Avshalom Medina has always believed in Divine Providence. As a rebellious 25-year-old, he left his native Israel for Aarhus, Denmark, to get away from Jewish life, but never lost faith in G‑d. Ten years later, after the city's first-ever Passover Seders, he's "trying to find the light again."

Some 70 people attended the Sunday night Seder conducted by two Chabad-Lubavitch rabbinical students. A dozen came out for the one the night before. For Medina, the experience was his own Exodus from Egypt.

"This is the start," he said from his home Wednesday. "When I came to Denmark, I was young and stupid and wasn't thinking. I just lived day to day.

"I didn't do it to hurt G‑d," he added. "I never ate pork, I never mixed meat and milk, but the food that I eat is not kosher. It's starting to bother me very much."

The Seder was "exactly what I needed," he explained. "We don't have a kosher shop. We don't have a synagogue. We have absolutely nothing.

"I'm older and wiser, and I'm missing my religion very much," continued Medina. "Throughout my life, I've recognized the many miracles done for me, and now I don't feel it anymore. I've gotten really scared: Maybe I've done too much damage. All the Passover things my family sent me from Israel, the matzah, the wine, got stopped at the airport and I only got them Monday. Passover was coming, and I had no way to celebrate it.

"But then Chabad came. It was a miracle for me."

According to rabbinical student Sholom Laine, about 95 percent of the Jews in Aarhus – Denmark's second-largest city – are Israelis like Medina and share similar experiences.

"Here are people who are living here to be away from Yiddishkeit," he mused. "And yet, when there was services, they wanted to come. They came to the Seder and were very excited about coming."

One of the people who attended the Seder was a Polish Jew who immigrated in the 1970s. His daughter said that it was the first time they had been to a Seder in 45 years.

Laine, who was in Aarhus a month ago to conduct the community's first-ever Purim celebration, added that conducting the Seders was an inspiring experience for him and his colleague, Moshe Raksin.

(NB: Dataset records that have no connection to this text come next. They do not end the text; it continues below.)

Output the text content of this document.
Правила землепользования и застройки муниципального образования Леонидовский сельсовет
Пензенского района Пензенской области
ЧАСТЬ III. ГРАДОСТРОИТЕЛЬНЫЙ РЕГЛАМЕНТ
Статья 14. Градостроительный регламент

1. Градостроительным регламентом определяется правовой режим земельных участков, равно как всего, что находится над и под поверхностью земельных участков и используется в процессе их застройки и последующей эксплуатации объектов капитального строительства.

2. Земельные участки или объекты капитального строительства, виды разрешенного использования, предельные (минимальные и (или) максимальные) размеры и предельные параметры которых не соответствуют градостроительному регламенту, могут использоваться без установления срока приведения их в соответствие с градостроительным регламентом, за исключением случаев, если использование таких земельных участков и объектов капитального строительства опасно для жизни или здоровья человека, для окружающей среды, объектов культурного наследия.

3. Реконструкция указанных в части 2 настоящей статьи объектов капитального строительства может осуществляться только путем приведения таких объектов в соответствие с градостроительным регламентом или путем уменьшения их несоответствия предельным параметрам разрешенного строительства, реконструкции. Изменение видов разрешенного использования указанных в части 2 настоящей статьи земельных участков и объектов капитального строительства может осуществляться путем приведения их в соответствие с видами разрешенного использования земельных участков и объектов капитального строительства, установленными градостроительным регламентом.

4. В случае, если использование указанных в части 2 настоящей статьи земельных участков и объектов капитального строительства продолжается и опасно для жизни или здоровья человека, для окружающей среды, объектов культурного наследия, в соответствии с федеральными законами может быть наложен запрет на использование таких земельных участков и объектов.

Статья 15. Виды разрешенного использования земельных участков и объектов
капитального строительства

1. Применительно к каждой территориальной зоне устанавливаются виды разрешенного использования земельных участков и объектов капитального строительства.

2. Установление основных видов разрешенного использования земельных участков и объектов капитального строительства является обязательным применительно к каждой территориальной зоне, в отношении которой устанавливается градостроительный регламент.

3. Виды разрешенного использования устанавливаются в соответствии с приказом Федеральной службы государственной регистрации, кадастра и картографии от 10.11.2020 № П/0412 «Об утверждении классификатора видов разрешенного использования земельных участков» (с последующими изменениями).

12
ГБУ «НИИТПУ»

"We were watching people get excited about something you wouldn't expect them to be excited about," said Laine. "It's an amazing thing."

Three hours away in Copenhagen, Rabbi Yitzchok Loewenthal, director of Chabad-Lubavitch of Denmark, said that 120 people attended the communal Seder.

"There were locals, American students, some tourists and some Israelis," said the rabbi. "Every table was a different nationality."

Back in Aarhus, Medina said that he's considering moving to Copenhagen to be closer to the organized Jewish community.

"I was missing a lot of the religious side of the holidays," he explained. "Then, the students came and gave us all the things we should have during Passover.

"Nobody before explained to me the meaning of my mistakes," added Medina. "I want to correct them, because life is too short."